Collection of short tutorials created by ASC, the Academic Support Center staff, to help students successfully execute the writing requirements at Louisville Seminary.

A verbal that acts like an adjective and a verb

There are three types of verbals: participles, infinitives, and gerunds. These words are based on verbs and consequently express action or a state of being although they function as adjectives and nouns.

A participle is a verbal that has the same properties of an adjective and some of the same as a verb. Similar to an adjective, participles are used to modify nouns and/or pronouns. Like a verb, a participle sometimes requires an object.

There are three types of participles: present participles, past participles, and past perfect.
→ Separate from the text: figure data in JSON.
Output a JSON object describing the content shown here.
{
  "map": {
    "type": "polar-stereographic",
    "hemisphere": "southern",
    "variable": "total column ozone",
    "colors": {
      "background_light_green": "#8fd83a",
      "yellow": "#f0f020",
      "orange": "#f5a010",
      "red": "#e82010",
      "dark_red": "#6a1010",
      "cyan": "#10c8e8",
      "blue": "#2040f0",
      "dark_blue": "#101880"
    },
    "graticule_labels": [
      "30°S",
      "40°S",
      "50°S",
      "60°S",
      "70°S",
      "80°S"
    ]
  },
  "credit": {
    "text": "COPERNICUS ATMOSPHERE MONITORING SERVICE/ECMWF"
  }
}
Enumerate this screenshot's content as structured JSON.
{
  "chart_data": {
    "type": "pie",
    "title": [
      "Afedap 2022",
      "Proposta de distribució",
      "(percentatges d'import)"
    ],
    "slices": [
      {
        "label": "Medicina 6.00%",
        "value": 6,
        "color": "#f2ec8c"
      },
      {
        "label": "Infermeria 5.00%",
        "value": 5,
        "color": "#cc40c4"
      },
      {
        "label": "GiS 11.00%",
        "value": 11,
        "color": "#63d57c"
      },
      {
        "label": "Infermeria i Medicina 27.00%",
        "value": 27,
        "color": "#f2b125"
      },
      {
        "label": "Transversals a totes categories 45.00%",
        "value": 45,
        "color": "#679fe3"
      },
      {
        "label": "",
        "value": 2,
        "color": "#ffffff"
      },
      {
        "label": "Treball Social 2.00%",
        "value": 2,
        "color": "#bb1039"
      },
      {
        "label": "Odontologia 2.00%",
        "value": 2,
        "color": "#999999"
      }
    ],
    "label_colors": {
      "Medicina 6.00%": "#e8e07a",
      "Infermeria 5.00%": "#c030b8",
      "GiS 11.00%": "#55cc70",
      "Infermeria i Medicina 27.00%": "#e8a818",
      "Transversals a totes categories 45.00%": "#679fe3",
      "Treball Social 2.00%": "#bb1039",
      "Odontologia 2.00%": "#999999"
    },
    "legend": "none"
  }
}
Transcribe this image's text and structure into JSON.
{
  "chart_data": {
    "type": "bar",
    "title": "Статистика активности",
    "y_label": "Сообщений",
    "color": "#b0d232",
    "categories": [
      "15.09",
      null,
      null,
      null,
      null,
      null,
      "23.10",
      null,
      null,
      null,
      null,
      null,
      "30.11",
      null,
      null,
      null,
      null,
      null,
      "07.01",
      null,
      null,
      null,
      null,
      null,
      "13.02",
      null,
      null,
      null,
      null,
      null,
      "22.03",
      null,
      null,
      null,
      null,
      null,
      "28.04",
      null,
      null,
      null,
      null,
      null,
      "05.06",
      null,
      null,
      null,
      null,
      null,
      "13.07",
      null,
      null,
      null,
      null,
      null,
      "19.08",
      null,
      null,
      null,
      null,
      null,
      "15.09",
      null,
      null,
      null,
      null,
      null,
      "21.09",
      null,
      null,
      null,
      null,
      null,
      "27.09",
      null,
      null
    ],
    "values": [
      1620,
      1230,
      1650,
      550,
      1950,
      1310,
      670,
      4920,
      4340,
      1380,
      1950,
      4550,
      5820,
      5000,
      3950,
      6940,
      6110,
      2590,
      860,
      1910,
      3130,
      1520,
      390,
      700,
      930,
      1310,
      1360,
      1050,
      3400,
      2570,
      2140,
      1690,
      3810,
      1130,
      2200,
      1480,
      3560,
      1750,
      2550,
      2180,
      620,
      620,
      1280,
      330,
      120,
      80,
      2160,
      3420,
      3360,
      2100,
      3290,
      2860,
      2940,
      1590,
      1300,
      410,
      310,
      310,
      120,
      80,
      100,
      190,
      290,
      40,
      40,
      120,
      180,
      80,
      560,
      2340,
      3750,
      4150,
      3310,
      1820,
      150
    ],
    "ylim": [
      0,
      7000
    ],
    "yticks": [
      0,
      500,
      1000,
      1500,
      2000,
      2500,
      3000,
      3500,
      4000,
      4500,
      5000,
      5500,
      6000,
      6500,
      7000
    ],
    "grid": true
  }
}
  • Present participles are occurring now and end in ing.
  • Past participles signify an event that began and ended at a specific time in the past. Past participles end in ed, en, d, t or n.
  • Past perfect participles indicate an event in the past that was completed before another activity was begun.

Examples:

  • Present Participles
    • The crying student asked for extra time for the test.
    • Cry is a verb but an ing has been added so that it can modify the noun, students.
  • Past Participles
    • Shaken, the students limped away from the Greek test.
    • Shake is a verb that, here, describes the students’ demeanor because of what occurred in the past.
  • Past Perfect Participles
    • The students partied all night after having passed the Greek test.
    • Having passed shows action occurring and finishing before the present action (the party).